Crise économique en Argentine: Macri multiplie les annonces et les gestes

Le président argentin Mauricio Macri à Buenos Aires, le 11 août 2019.

AP- Baisse d’impôts, hausse du salaire minimum, gel du prix de l’essence… Face à la crise économique qui frappe l’Argentine, le gouvernement a annoncé une série de mesures en faveur du pouvoir d’achat. Des annonces qui surviennent quelques jours après la défaite symbolique du président Mauricio Macri aux élections primaires obligatoires. Il n’a plus que deux mois avant les élections du 27 octobre pour redresser la barre. Comment les habitants de la capitale perçoivent ces nouvelles mesures?

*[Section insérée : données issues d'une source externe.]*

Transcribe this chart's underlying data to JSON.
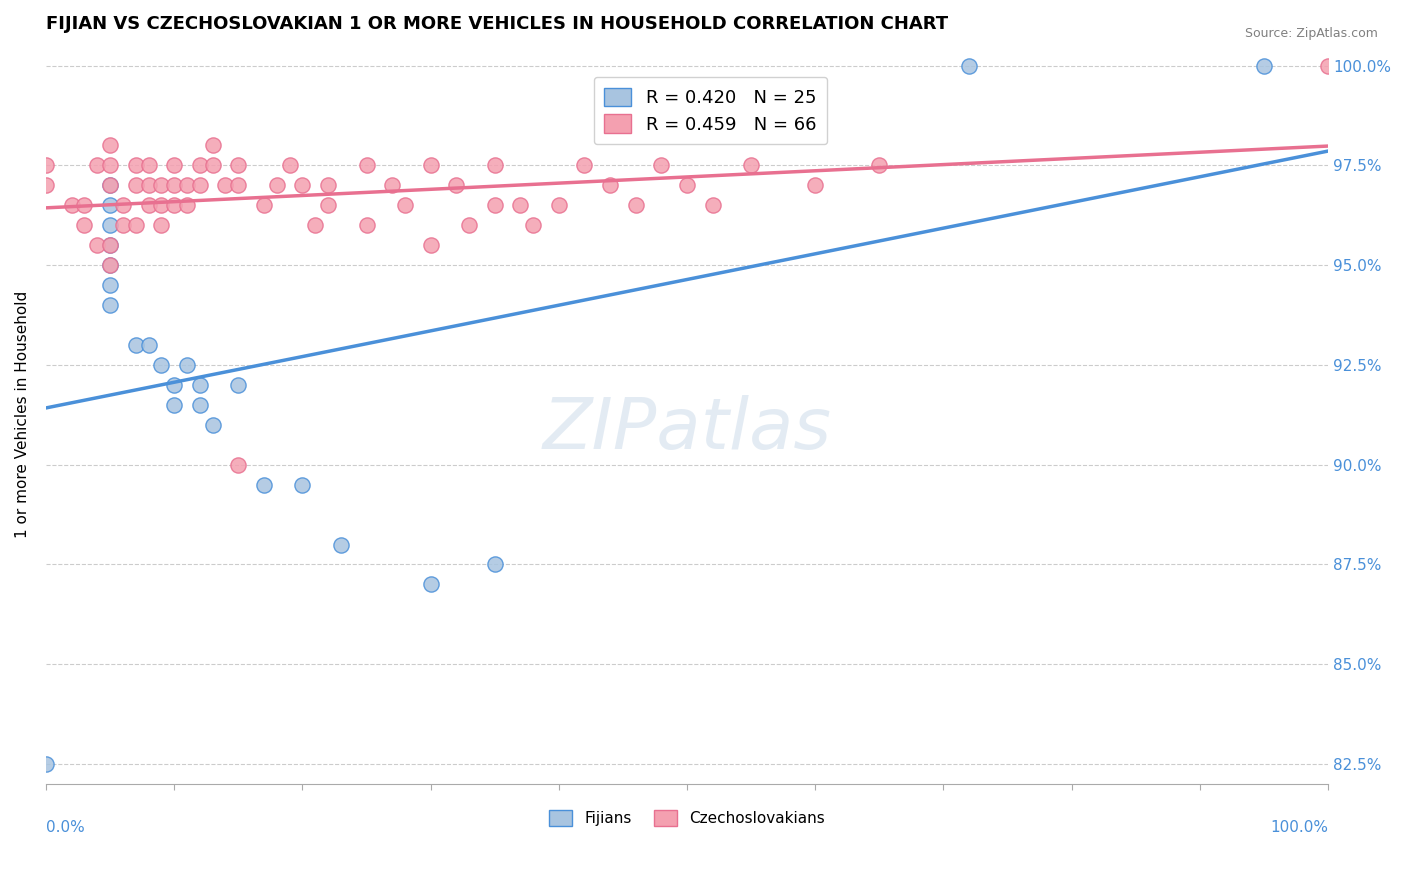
{
  "title": "FIJIAN VS CZECHOSLOVAKIAN 1 OR MORE VEHICLES IN HOUSEHOLD CORRELATION CHART",
  "source_text": "Source: ZipAtlas.com",
  "ylabel": "1 or more Vehicles in Household",
  "ytick_labels": [
    "82.5%",
    "85.0%",
    "87.5%",
    "90.0%",
    "92.5%",
    "95.0%",
    "97.5%",
    "100.0%"
  ],
  "ytick_values": [
    0.825,
    0.85,
    0.875,
    0.9,
    0.925,
    0.95,
    0.975,
    1.0
  ],
  "xrange": [
    0.0,
    1.0
  ],
  "yrange": [
    0.82,
    1.005
  ],
  "fijian_color": "#a8c4e0",
  "czechoslovakian_color": "#f4a0b0",
  "fijian_line_color": "#4a90d9",
  "czechoslovakian_line_color": "#e87090",
  "fijian_R": 0.42,
  "fijian_N": 25,
  "czechoslovakian_R": 0.459,
  "czechoslovakian_N": 66,
  "fijian_scatter": [
    [
      0.0,
      0.825
    ],
    [
      0.05,
      0.97
    ],
    [
      0.05,
      0.965
    ],
    [
      0.05,
      0.96
    ],
    [
      0.05,
      0.955
    ],
    [
      0.05,
      0.95
    ],
    [
      0.05,
      0.945
    ],
    [
      0.05,
      0.94
    ],
    [
      0.07,
      0.93
    ],
    [
      0.08,
      0.93
    ],
    [
      0.09,
      0.925
    ],
    [
      0.1,
      0.92
    ],
    [
      0.1,
      0.915
    ],
    [
      0.11,
      0.925
    ],
    [
      0.12,
      0.92
    ],
    [
      0.12,
      0.915
    ],
    [
      0.13,
      0.91
    ],
    [
      0.15,
      0.92
    ],
    [
      0.17,
      0.895
    ],
    [
      0.2,
      0.895
    ],
    [
      0.23,
      0.88
    ],
    [
      0.3,
      0.87
    ],
    [
      0.35,
      0.875
    ],
    [
      0.72,
      1.0
    ],
    [
      0.95,
      1.0
    ]
  ],
  "czechoslovakian_scatter": [
    [
      0.0,
      0.975
    ],
    [
      0.0,
      0.97
    ],
    [
      0.02,
      0.965
    ],
    [
      0.03,
      0.965
    ],
    [
      0.03,
      0.96
    ],
    [
      0.04,
      0.955
    ],
    [
      0.04,
      0.975
    ],
    [
      0.05,
      0.955
    ],
    [
      0.05,
      0.95
    ],
    [
      0.05,
      0.98
    ],
    [
      0.05,
      0.97
    ],
    [
      0.05,
      0.975
    ],
    [
      0.06,
      0.965
    ],
    [
      0.06,
      0.96
    ],
    [
      0.07,
      0.97
    ],
    [
      0.07,
      0.975
    ],
    [
      0.07,
      0.96
    ],
    [
      0.08,
      0.975
    ],
    [
      0.08,
      0.97
    ],
    [
      0.08,
      0.965
    ],
    [
      0.09,
      0.97
    ],
    [
      0.09,
      0.965
    ],
    [
      0.09,
      0.96
    ],
    [
      0.1,
      0.97
    ],
    [
      0.1,
      0.975
    ],
    [
      0.1,
      0.965
    ],
    [
      0.11,
      0.97
    ],
    [
      0.11,
      0.965
    ],
    [
      0.12,
      0.975
    ],
    [
      0.12,
      0.97
    ],
    [
      0.13,
      0.98
    ],
    [
      0.13,
      0.975
    ],
    [
      0.14,
      0.97
    ],
    [
      0.15,
      0.975
    ],
    [
      0.15,
      0.97
    ],
    [
      0.17,
      0.965
    ],
    [
      0.18,
      0.97
    ],
    [
      0.19,
      0.975
    ],
    [
      0.2,
      0.97
    ],
    [
      0.21,
      0.96
    ],
    [
      0.22,
      0.97
    ],
    [
      0.22,
      0.965
    ],
    [
      0.25,
      0.975
    ],
    [
      0.27,
      0.97
    ],
    [
      0.28,
      0.965
    ],
    [
      0.3,
      0.975
    ],
    [
      0.32,
      0.97
    ],
    [
      0.33,
      0.96
    ],
    [
      0.35,
      0.975
    ],
    [
      0.37,
      0.965
    ],
    [
      0.15,
      0.9
    ],
    [
      0.25,
      0.96
    ],
    [
      0.3,
      0.955
    ],
    [
      0.35,
      0.965
    ],
    [
      0.38,
      0.96
    ],
    [
      0.4,
      0.965
    ],
    [
      0.42,
      0.975
    ],
    [
      0.44,
      0.97
    ],
    [
      0.46,
      0.965
    ],
    [
      0.48,
      0.975
    ],
    [
      0.5,
      0.97
    ],
    [
      0.52,
      0.965
    ],
    [
      0.55,
      0.975
    ],
    [
      0.6,
      0.97
    ],
    [
      0.65,
      0.975
    ],
    [
      1.0,
      1.0
    ]
  ]
}
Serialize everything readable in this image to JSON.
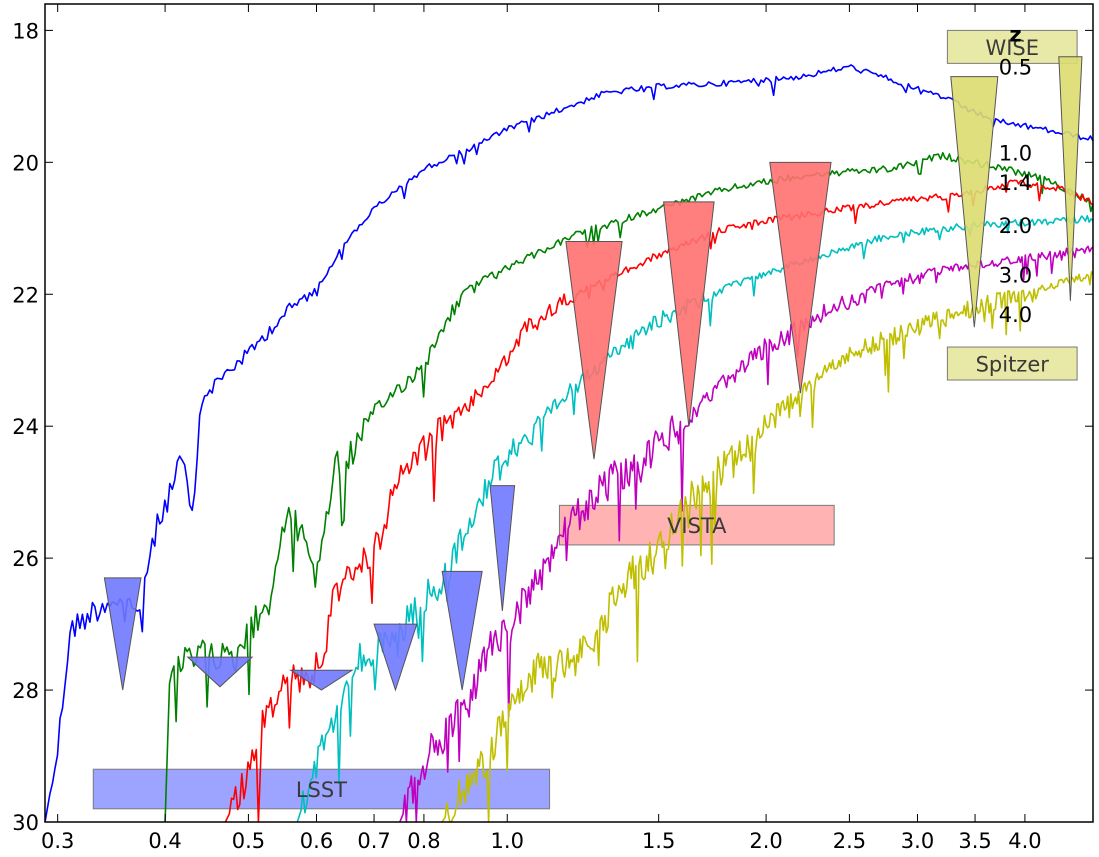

Au volant de son taxi noir et jaune, Juan Iglesias Davila guette d’éventuels clients. Cet Argentin d’une cinquantaine d’années n’a pas été convaincu par les annonces du président Macri. « C’est du maquillage… C’est uniquement pour gagner des voix. Le gel du prix de l’essence pendant 90 jours, oui, ça va m’aider, mais après ça, combien vaudra l’essence ? Il faut penser à l’avenir ! », s’agace-t-il.

Lucila Rosi, avocate, est plus mesurée. Elle estime que ces mesures, qui comprennent une suppression des taxes sur les ventes de certains produits alimentaires, des réductions d’impôts et des allocations extraordinaires pour les familles les plus vulnérables, peuvent aider les Argentins. « Je crois que ça peut apporter un peu de tranquillité aux personnes qui ont un revenu modéré. Bon, ça ne va pas suffire à compenser l’inflation à cause de la dévaluation du peso, mais je crois que c’est mieux d’avoir pris ces mesures que de n’avoir rien fait ! », concède-t-elle.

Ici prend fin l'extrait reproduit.